Beaucoup accusent Baudelaire de se contredire. « Mais aucune accusation ne l’aurait moins troublé » écrit Calasso. Quand il se souvient de sa jeunesse et de son esprit de système, Baudelaire a cette phrase doucement ironique : « Et toujours mon système était beau, vaste, spacieux, commode, propre et lisse surtout ; du moins il me paraissait tel. Et toujours un produit spontané, inattendu, de la vitalité universelle venait donner un démenti à ma science infantile et vieillotte, fille déplorable de l’utopie ». « Persiflage », commente Calasso, contre les théories des forgerons à grands marteaux de la pensée qui aiment « s’enfermer dans un système pour y prêcher à leur aise ». Que ne l’ont écouté certains tâcherons universitaires pressés de l’enfermer dans leur joujou théorique qu’il soit structuraliste, psychanalytique, etc. Toujours cette compulsion à vouloir arraisonner le geste poétique dans une pensée conceptuelle abstraite… Et Calasso d’enfoncer le clou : « Baudelaire était un être naturellement métaphysique, intolérant à tout systématisme, peu enclin aux raisonnements prolongés et conséquents. La seule doctrine qui réapparaît constamment dans toute son œuvre et parfois avec un élan irrésistible, qu’elle se manifeste dans un sonnet (Correspondances), dans une lettre (à Toussenel), dans un essai (sur Wagner, sur Hugo) – est celle de l’analogie universelle. »

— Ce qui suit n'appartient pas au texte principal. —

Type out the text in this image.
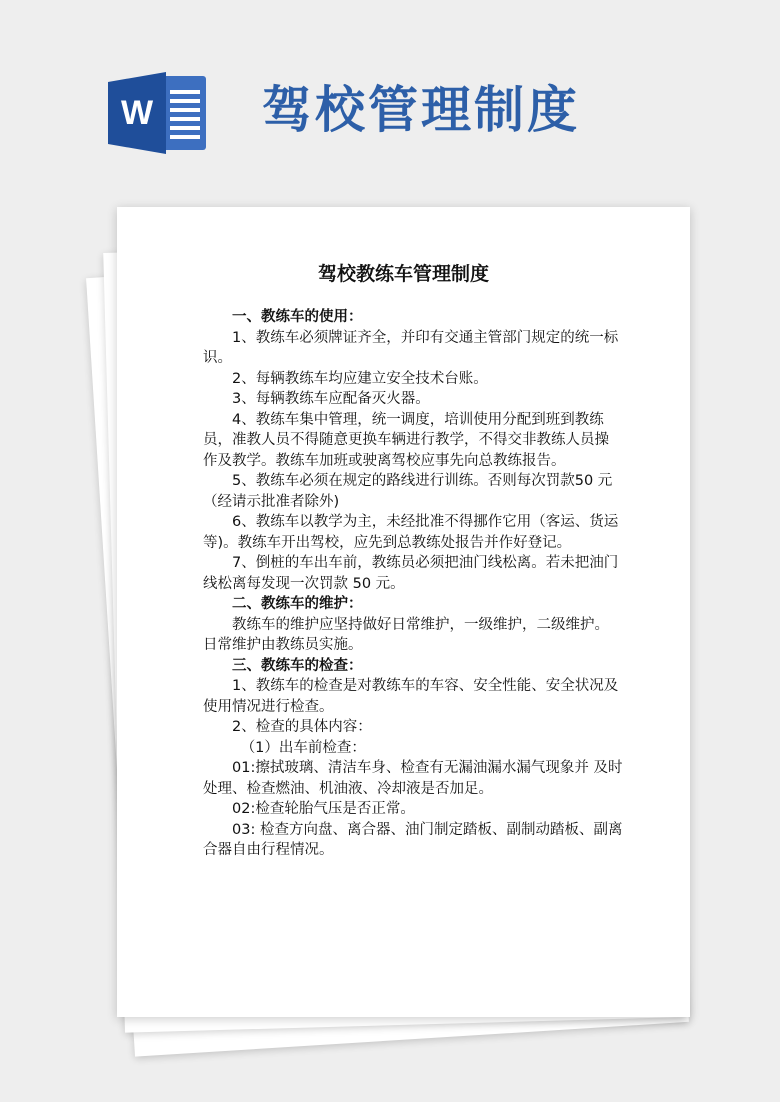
W 驾校管理制度
驾校教练车管理制度

一、教练车的使用：

1、教练车必须牌证齐全，并印有交通主管部门规定的统一标识。

2、每辆教练车均应建立安全技术台账。

3、每辆教练车应配备灭火器。

4、教练车集中管理，统一调度，培训使用分配到班到教练员，准教人员不得随意更换车辆进行教学，不得交非教练人员操作及教学。教练车加班或驶离驾校应事先向总教练报告。

5、教练车必须在规定的路线进行训练。否则每次罚款50 元（经请示批准者除外)

6、教练车以教学为主，未经批准不得挪作它用（客运、货运等)。教练车开出驾校，应先到总教练处报告并作好登记。

7、倒桩的车出车前，教练员必须把油门线松离。若未把油门线松离每发现一次罚款 50 元。

二、教练车的维护：

教练车的维护应坚持做好日常维护，一级维护，二级维护。日常维护由教练员实施。

三、教练车的检查：

1、教练车的检查是对教练车的车容、安全性能、安全状况及使用情况进行检查。

2、检查的具体内容：

（1）出车前检查：

01:擦拭玻璃、清洁车身、检查有无漏油漏水漏气现象并 及时处理、检查燃油、机油液、冷却液是否加足。

02:检查轮胎气压是否正常。

03: 检查方向盘、离合器、油门制定踏板、副制动踏板、副离合器自由行程情况。
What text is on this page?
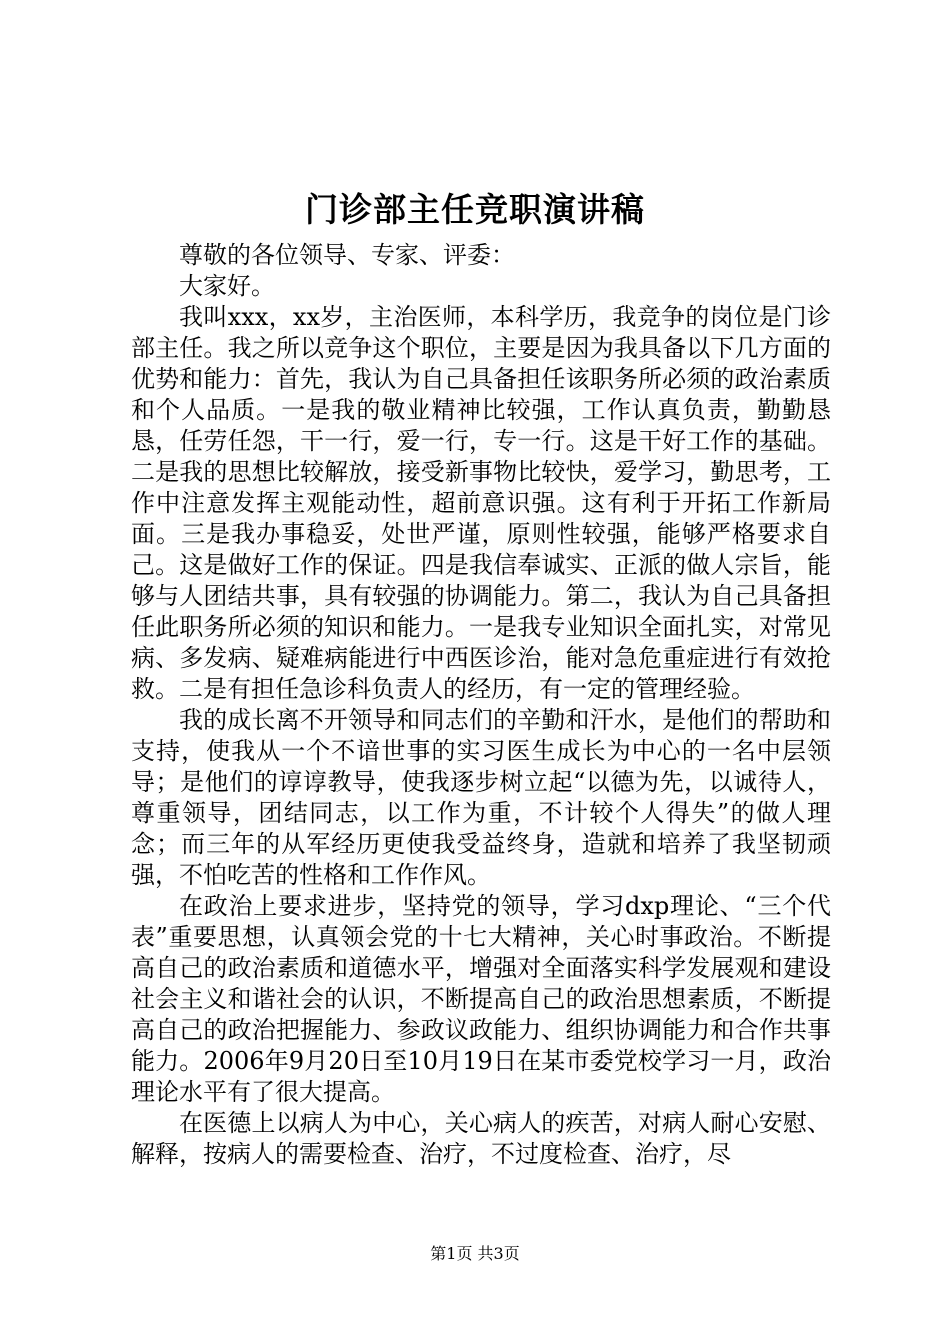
门诊部主任竞职演讲稿

尊敬的各位领导、专家、评委：

大家好。

我叫xxx，xx岁，主治医师，本科学历，我竞争的岗位是门诊部主任。我之所以竞争这个职位，主要是因为我具备以下几方面的优势和能力：首先，我认为自己具备担任该职务所必须的政治素质和个人品质。一是我的敬业精神比较强，工作认真负责，勤勤恳恳，任劳任怨，干一行，爱一行，专一行。这是干好工作的基础。二是我的思想比较解放，接受新事物比较快，爱学习，勤思考，工作中注意发挥主观能动性，超前意识强。这有利于开拓工作新局面。三是我办事稳妥，处世严谨，原则性较强，能够严格要求自己。这是做好工作的保证。四是我信奉诚实、正派的做人宗旨，能够与人团结共事，具有较强的协调能力。第二，我认为自己具备担任此职务所必须的知识和能力。一是我专业知识全面扎实，对常见病、多发病、疑难病能进行中西医诊治，能对急危重症进行有效抢救。二是有担任急诊科负责人的经历，有一定的管理经验。

我的成长离不开领导和同志们的辛勤和汗水，是他们的帮助和支持，使我从一个不谙世事的实习医生成长为中心的一名中层领导；是他们的谆谆教导，使我逐步树立起“以德为先，以诚待人，尊重领导，团结同志，以工作为重，不计较个人得失”的做人理念；而三年的从军经历更使我受益终身，造就和培养了我坚韧顽强，不怕吃苦的性格和工作作风。

在政治上要求进步，坚持党的领导，学习dxp理论、“三个代表”重要思想，认真领会党的十七大精神，关心时事政治。不断提高自己的政治素质和道德水平，增强对全面落实科学发展观和建设社会主义和谐社会的认识，不断提高自己的政治思想素质，不断提高自己的政治把握能力、参政议政能力、组织协调能力和合作共事能力。2006年9月20日至10月19日在某市委党校学习一月，政治理论水平有了很大提高。

在医德上以病人为中心，关心病人的疾苦，对病人耐心安慰、解释，按病人的需要检查、治疗，不过度检查、治疗，尽

第1页 共3页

Étranger à un siècle industrieux et âpre au gain, trivialement bourgeois, Baudelaire est l’éternelle victime, le chéri de la malchance : le « guignon » fut pour lui dès le début une obsession qui se confirme avec sa première grande étude sur Poe. Avec Hoffmann, Balzac, ils appartiennent à cette « certaine espèce d’hommes » dont « l’Ange aveugle de l’expiation » prend possession et « les flagelle de toutes ses forces pour l’édification des autres. » Et Calasso d’évoquer Kafka : « Lorsque Kafka, dans une lettre à Brod, écrit que l’écrivain est « le bouc émissaire de l’humanité », la pensée est plus proche que jamais. L’expression, plus sobre. Et ce que Baudelaire appelait « l’édification des autres » est rendu plus net : selon Kafka, l’écrivain « permet à l’humanité de jouir d’un péché sans culpabilité, presque sans culpabilité ». Lorsque l’art était arrivé à établir son propre culte – et donc à usurper une partie du faste de la religion – il avait dû aussi en assumer la part la plus douloureuse. Si la religion est un sacrifice, quelqu’un doit accepter le rôle de victime. Si l’artiste appartient aux « âmes sacrées », il devra aussi reconnaître quelle est la tâche de ces armées dispersées : être « vouées à l’autel, condamnées à marcher à la mort et à la gloire à travers leurs propres ruines ? ».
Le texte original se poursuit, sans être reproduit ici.